What Bill Gross and Derek Jeter Have in Common

Bill Gross’s abrupt departure from PIMCO was far from the storybook ending of Jeter’s Yankees career. But Gross is still in the game.

BBA YANKEE STADIUM

Derek Jeter, shortstop for the New York Yankees, looks on during the final game at Yankee Stadium in the Bronx borough of New York, U.S., on Sunday, Sept. 21, 2008. Fans shelled out as much as $3,500 for one final memory of Yankee Stadium, where the team played for the last time today against the Baltimore Orioles. Photographer: Jin Lee/Bloomberg News

JIN LEE/BLOOMBERG NEWS

When the news broke last week that Bill Gross was leaving fixed-income giant PIMCO to join Janus Capital, I couldn’t help but think of Derek Jeter. Less than 12 hours earlier, the future Hall of Fame shortstop had delivered the game-winning hit in his final appearance at Yankee Stadium. Jeter’s walk-off single in the ninth inning provided a Disney ending to the storybook career of the Yankee captain, who finished with 3,465 regular-season hits, five World Series championship rings and a totally unblemished reputation — a rarity among professional athletes these days.

The events leading up to Gross’s abrupt departure from PIMCO read like a Quentin Tarantino screenplay. As manager of the world’s largest bond fund, the $221.6 billion PIMCO Total Return Fund, Gross consistently outperformed his peers for decades. But the Bond King struggled in the past couple of years thanks in part to an ill-timed bet on Treasuries, and investors began pulling their money. In January, Gross was reportedly surprised — and hurt — when PIMCO CEO and co-CIO Mohamed El-Erian resigned after openly disagreeing with Gross over how to run the firm. Several months later, during his keynote speech at the annual Morningstar conference in Chicago, Gross took the stage wearing dark sunglasses and compared himself to George Patton, Justin Bieber and Kim Kardashian. To be fair, Gross was at least half joking, but the image could not have sat well with the management of German insurer Allianz, which owns Newport Beach, California–based PIMCO.

In fact, Allianz had been attempting to orchestrate a Jeter-like send-off for Gross, according to bond manager Jeff Gundlach, who in 2009 started his own firm, DoubleLine Capital, after being fired from his previous job. “They wanted him to resign and say something like, ‘I’m leaving in six months,’” Gundlach told the New York Times. “Bill didn’t want to do that.”
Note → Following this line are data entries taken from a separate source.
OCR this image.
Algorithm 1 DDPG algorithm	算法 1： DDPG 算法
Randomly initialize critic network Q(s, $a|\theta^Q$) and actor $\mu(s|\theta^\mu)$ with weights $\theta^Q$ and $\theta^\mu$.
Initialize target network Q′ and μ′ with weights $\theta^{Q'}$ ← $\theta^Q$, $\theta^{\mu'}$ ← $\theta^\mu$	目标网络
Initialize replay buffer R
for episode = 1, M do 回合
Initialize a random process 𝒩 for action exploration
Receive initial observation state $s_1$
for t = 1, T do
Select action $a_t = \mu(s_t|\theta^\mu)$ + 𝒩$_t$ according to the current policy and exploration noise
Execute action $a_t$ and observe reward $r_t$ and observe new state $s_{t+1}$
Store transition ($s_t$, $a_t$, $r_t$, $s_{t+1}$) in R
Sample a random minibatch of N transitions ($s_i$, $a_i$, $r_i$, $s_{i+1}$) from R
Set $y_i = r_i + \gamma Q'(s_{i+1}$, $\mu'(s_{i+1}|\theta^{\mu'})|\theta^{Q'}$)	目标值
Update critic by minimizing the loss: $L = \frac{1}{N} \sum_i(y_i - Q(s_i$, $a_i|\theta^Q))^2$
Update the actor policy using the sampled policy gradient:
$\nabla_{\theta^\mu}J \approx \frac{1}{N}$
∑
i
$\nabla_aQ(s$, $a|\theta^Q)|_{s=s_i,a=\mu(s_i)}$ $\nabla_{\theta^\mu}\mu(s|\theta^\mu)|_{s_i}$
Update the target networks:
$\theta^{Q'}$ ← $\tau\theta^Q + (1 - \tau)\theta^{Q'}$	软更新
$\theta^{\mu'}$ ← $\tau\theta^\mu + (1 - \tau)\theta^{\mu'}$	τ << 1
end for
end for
I’m not surprised. Like Jeter, Gross is driven by a love of the game — in his case, any game. “I’m obsessively game-oriented,” he told me in 2011, when Institutional Investor awarded him a Money Management Lifetime Achievement Award, explaining why at 66 he had no interest in retiring. “It’s not a problem — it’s just a driver.”

At Janus, historically an equity shop, Gross will be managing the firm’s recently launched unconstrained bond fund and working with its investment team on global asset allocation. When he finally decides to retire, I hope he does it as gracefully as Derek Jeter did.